A união entre movimentos sociais pela defesa do território passa pelo tema da agroecologia, como defende Jade Percassi, integrante do Coletivo Nacional de Cultura do MST. “É a construção de um pensamento estratégico sobre algo que é estrutural. Os camponeses que se reorganizaram pós ditadura militar estão dizendo sobre a importância de garantir a terra há 40 anos, os petroleiros há 70 anos, os indígenas há 200 e os quilombolas há 500. A transição justa para nós passa pelo processo de pensar um outro paradigma de desenvolvimento, que inclui as demarcações, a reforma agrária e o tipo de alimentos que produzimos no nosso país.” 

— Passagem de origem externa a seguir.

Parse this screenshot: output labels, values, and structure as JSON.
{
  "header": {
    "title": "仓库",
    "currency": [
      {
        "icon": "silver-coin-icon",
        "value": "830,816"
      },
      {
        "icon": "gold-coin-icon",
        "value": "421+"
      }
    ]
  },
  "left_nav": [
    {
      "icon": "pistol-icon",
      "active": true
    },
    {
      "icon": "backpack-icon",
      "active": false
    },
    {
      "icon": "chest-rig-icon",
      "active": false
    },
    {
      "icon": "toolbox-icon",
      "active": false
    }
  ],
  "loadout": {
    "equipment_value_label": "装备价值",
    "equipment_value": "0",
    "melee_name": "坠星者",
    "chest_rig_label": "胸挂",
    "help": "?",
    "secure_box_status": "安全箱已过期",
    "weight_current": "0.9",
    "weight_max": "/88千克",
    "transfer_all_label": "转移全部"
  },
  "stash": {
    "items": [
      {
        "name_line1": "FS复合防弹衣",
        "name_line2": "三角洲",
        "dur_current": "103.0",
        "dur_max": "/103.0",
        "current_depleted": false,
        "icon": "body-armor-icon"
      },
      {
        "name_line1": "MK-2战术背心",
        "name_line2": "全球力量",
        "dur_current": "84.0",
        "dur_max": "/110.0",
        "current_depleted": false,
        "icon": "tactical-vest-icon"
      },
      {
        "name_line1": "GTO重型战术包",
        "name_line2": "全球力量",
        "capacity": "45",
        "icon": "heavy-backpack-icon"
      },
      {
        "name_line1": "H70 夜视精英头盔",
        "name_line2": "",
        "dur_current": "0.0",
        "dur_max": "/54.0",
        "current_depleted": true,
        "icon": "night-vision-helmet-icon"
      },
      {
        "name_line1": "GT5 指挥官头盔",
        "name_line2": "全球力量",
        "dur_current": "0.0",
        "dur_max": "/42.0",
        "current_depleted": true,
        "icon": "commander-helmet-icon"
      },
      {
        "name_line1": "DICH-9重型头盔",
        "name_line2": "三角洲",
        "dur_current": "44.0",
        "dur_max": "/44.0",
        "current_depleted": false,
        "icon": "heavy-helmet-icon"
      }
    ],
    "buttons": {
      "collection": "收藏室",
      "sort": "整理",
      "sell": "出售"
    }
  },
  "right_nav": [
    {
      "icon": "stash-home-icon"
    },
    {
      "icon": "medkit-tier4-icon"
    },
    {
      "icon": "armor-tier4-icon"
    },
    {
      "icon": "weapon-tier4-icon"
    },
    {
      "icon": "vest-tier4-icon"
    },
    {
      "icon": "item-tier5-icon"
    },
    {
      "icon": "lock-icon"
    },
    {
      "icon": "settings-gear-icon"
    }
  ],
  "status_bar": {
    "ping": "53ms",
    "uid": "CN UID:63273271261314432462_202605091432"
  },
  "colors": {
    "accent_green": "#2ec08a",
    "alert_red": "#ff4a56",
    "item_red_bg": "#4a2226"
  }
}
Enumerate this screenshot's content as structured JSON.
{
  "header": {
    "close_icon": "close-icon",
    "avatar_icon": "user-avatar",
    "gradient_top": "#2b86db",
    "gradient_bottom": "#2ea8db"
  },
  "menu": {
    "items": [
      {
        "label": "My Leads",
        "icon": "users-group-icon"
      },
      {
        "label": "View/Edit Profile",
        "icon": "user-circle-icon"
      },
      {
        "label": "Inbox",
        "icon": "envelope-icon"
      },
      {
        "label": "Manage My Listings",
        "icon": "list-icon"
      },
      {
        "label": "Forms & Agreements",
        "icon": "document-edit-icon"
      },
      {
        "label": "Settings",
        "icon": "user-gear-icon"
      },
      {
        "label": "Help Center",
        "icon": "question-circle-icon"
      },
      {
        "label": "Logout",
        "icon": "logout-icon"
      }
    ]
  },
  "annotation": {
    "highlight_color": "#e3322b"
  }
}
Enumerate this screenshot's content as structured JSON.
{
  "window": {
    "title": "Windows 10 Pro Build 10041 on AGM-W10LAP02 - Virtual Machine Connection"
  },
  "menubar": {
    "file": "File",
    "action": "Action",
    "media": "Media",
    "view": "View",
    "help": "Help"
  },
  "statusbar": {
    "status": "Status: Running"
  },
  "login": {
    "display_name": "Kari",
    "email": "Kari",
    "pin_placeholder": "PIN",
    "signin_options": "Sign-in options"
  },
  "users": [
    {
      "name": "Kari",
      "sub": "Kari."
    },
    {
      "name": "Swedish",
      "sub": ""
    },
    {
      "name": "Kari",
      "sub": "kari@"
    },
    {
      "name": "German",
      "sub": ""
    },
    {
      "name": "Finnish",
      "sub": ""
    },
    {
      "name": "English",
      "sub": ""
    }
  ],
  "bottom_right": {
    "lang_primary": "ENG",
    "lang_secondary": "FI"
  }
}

Essa reivindicação tem um cenário conflitante no Brasil, em específico. Segundo o último levantamento da Business and Human Rights Resources, o país ocupa o primeiro lugar no ranking das nações mais perigosas do mundo para ativistas ambientais e dos direitos humanos. O relatório colheu registros de agressões a defensores que iam de encontro a projetos empresariais e corporativos. Foram listados 63 ataques que se manifestaram em assédio judicial, campanhas de difamação, ameaças de morte, violência física e até assassinato. 

A educadora sugere, então, que a transição justa pense em um processo redistributivo de renda e alimentação unido à educação popular. “O bom e velho trabalho de base”. A erradicação da fome e a comida sem veneno, para ela, é “uma disputa com nossos corpos contra a crise climática porque estamos nos contrapondo ao modelo de desenvolvimento do campo imposto pelo agronegócio que está causando tudo isso.”